Rapid growth brought some serious scaling challenges, and the most important were:

  • Performance: Our nightly full-refresh models that once took minutes began taking hours as data grew. For example, our core transactions table became too slow to rebuild from scratch for each update. Analytics dashboards lagged, and stakeholders lost timely insights. In real-time fintech, such latency is unacceptable.

  • Cost: More data and longer processing also drove up our BigQuery bills. Scanning a 2TB table every hour to grab a few MB of new data was wasteful. Under BigQuery’s on-demand pricing model, this could rack up thousands of dollars per month. We needed to increase throughput without scaling cost linearly, which meant rethinking our processing to avoid full table scans.
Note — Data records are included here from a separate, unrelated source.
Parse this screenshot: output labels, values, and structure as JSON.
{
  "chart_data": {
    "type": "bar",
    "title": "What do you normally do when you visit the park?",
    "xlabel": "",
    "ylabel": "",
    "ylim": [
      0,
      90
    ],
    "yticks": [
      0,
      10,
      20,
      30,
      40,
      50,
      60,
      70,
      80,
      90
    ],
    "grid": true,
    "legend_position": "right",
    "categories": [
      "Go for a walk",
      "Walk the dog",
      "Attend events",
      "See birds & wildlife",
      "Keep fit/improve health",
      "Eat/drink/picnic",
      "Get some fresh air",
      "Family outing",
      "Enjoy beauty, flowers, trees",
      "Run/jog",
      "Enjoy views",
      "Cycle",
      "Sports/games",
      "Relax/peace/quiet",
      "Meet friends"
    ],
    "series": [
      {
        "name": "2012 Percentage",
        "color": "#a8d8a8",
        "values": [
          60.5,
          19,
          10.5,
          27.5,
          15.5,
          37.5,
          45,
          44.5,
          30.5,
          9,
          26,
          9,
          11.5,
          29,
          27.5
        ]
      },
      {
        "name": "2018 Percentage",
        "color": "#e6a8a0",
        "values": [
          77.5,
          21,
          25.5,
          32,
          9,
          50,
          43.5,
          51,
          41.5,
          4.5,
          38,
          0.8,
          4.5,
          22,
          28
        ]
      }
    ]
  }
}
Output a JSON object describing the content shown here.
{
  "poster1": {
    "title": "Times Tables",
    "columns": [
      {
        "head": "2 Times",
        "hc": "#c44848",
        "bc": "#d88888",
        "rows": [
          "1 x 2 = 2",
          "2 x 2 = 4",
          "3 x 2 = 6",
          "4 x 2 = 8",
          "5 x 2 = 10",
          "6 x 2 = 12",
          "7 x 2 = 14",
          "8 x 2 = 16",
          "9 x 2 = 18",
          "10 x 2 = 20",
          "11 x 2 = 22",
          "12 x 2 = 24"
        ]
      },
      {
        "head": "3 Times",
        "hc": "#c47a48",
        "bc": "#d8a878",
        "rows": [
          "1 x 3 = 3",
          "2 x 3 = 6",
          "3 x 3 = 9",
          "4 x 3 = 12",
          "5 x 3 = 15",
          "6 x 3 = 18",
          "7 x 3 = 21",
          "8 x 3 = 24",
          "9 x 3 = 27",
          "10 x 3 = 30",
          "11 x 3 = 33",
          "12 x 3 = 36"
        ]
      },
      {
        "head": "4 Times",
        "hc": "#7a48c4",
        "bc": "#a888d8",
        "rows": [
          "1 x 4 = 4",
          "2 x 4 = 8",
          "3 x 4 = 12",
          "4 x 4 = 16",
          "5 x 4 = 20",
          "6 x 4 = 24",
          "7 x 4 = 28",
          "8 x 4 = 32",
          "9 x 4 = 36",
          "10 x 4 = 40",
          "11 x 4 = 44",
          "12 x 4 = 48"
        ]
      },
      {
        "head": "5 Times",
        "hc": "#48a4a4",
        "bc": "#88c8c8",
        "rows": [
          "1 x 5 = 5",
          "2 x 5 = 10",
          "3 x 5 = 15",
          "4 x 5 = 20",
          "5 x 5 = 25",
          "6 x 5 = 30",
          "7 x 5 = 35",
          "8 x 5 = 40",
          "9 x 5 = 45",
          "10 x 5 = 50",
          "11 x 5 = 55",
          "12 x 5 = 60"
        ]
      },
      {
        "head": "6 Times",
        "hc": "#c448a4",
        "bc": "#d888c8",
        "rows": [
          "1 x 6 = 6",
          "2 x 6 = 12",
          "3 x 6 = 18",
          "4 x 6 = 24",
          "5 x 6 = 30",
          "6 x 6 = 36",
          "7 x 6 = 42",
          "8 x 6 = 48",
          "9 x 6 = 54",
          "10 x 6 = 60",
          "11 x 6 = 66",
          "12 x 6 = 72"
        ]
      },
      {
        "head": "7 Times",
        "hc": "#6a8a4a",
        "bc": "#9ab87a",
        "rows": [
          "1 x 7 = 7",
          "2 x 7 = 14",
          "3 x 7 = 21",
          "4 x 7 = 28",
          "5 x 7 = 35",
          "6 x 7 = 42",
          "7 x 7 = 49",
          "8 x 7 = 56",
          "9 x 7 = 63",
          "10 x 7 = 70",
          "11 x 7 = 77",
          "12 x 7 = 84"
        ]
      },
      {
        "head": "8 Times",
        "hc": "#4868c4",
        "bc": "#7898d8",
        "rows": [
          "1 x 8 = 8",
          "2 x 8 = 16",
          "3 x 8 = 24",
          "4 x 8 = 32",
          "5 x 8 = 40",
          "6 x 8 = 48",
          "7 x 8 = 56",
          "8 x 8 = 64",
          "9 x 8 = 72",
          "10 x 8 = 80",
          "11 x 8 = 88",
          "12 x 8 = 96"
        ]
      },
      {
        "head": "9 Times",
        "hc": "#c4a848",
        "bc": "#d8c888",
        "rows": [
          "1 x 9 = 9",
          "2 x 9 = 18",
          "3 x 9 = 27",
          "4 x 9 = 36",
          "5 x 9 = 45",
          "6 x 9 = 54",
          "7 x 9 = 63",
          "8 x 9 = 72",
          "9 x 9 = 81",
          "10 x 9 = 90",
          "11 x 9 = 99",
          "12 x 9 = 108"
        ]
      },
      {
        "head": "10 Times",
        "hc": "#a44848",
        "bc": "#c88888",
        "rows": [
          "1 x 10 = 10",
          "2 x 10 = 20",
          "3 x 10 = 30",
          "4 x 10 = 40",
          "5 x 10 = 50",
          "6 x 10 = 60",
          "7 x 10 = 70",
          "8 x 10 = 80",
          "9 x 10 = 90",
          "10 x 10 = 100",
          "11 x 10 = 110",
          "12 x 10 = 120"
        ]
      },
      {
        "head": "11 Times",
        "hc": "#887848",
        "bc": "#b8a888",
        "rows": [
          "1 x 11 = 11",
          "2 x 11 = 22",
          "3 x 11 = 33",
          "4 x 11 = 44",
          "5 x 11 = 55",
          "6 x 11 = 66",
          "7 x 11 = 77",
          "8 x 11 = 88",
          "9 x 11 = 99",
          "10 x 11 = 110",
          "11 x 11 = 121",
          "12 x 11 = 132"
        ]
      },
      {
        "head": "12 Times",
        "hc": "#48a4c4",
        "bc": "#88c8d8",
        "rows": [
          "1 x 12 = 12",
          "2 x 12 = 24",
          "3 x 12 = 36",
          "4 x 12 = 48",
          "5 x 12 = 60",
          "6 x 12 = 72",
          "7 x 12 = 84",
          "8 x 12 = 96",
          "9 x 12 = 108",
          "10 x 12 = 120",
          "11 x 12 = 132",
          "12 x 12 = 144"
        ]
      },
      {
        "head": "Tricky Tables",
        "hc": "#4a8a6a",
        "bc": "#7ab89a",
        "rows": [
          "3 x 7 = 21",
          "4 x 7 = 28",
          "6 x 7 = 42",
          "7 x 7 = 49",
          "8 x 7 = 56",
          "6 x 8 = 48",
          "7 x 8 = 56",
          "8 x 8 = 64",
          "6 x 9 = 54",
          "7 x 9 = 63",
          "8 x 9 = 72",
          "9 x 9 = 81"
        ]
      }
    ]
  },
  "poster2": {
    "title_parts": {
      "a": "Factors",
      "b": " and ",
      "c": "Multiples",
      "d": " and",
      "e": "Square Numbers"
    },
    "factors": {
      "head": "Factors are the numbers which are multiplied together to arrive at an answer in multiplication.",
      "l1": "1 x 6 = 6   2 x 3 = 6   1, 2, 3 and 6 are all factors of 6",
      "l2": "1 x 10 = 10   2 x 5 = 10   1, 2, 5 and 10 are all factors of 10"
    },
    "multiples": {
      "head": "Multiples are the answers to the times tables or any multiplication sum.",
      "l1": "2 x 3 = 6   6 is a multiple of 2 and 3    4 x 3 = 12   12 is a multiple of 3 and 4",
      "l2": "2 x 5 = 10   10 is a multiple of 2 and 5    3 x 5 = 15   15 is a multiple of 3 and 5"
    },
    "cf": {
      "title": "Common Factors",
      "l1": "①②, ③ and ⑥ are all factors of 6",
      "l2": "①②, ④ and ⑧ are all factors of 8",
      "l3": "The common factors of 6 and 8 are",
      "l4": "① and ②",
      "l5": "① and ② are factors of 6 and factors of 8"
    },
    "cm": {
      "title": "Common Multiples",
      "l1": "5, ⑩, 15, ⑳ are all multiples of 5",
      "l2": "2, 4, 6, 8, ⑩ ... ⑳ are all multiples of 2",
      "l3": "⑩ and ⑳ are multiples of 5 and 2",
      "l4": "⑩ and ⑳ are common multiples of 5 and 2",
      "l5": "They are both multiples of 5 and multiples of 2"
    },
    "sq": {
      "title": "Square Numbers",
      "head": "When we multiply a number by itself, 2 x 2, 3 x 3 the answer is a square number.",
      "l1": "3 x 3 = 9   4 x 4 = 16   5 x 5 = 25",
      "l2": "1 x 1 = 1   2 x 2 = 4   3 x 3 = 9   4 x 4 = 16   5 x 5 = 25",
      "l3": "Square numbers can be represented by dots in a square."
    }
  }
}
  • Data Integrity: As pipelines and dependencies multiplied, so did the risk of inconsistencies or failures. Any new approach had to maintain accuracy and consistency even as we sped things up.

Approach: Incremental Models & Key Strategies

We tackled these issues by embracing dbt’s incremental models, which process only new or updated records since the last run. Instead of monolithic daily rebuilds, our models continuously ingested changes in small bites. Below, we outline our key incremental strategiesappend, insert_overwrite, and merge — and how we tuned performance and cost.

Append Strategy

This is the simplest incremental approach: Each run adds new rows to the existing table and never touches old rows. It's ideal for append-only data (e.g. logs or transactions that never change after insertion).

In dbt, using append is straightforward. We configure the model as incremental and specify incremental_strategy='append' (supported in some adapters like Snowflake).

Note: append is not currently supported in BigQuery. Always confirm adapter support before choosing an incremental strategy.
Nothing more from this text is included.